In summary, the LAAOS III trial demonstrated that the exclusion of LAA in the adult population undergoing cardiac surgery, with a history of AF and a CHA2DS2VASc score ≥ 2, adds long-term benefit in reducing embolic events, maintained the recommendation for anticoagulation. Whether these patients will be able to dispense the anticoagulation therapy is a question to be further investigated. Consequently, LAAOS III results should not be extended to percutaneous LAA occlusion. This question had been endorsed in the Medscape site commentator’s opinion(7): “LAAOS III studied appendage closure ‘in addition to’ standard care, including anticoagulation. Percutaneous closure trials studied an entirely different strategy: that is, after a period of time, presumably with endothelization of the device, the goal is to stop anticoagulation. In studies comparing the Watchman implantable device against warfarin, ischemic strokes were higher in the Watchman arm; therefore, the benefit (if any) from percutaneous closure must come from reducing the burden (major bleeding) of long-term use of anticoagulation. Another reason LAAOS III does not inform the percutaneous device-based strategy is that direct surgical closure will certainly be more complete than that achieved by endocardial devices, given the highly diverse appendage anatomy. Incomplete percutaneous closure, reported in nearly a third of patients implanted with the Watchman device in the PROTECT AF trial, is a major problem because it reduces the probability of stopping anticoagulation and may increase the risk for ischemic stroke.” The eventual benefit of adding LAA percutaneous closure to anticoagulation in high-risk patients to decrease embolic events is a strategy that needs to be studied.

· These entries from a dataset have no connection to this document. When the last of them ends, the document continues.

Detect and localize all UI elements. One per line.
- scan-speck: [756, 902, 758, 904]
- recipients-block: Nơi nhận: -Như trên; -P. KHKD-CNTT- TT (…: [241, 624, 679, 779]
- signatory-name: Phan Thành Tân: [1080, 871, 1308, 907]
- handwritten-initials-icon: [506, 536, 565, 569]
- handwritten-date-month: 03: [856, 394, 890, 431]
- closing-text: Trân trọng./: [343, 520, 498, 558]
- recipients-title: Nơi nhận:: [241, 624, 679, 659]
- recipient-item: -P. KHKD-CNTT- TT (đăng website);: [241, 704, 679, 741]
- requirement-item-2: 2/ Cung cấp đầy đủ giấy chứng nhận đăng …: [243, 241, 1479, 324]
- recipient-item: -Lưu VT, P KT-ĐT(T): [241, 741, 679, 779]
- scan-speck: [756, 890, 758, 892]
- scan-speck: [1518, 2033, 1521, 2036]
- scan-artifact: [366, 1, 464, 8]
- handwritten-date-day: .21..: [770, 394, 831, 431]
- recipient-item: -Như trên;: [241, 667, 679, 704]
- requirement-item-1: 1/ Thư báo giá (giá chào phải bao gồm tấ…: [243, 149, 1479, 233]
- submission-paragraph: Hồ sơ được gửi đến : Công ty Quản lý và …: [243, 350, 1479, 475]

In conclusion, it can be stated that exclusion by resection and suture, or by clip application or stapler application, should be incorporated into the routine cardiac surgery practice in adult patients with a history of AF and CHA2DS2VASc score ≥ 2. Surgeons, hospitals, and healthcare providers must be prepared to include this evidence-based strategy in their centers and clarify the expected benefit to their patients.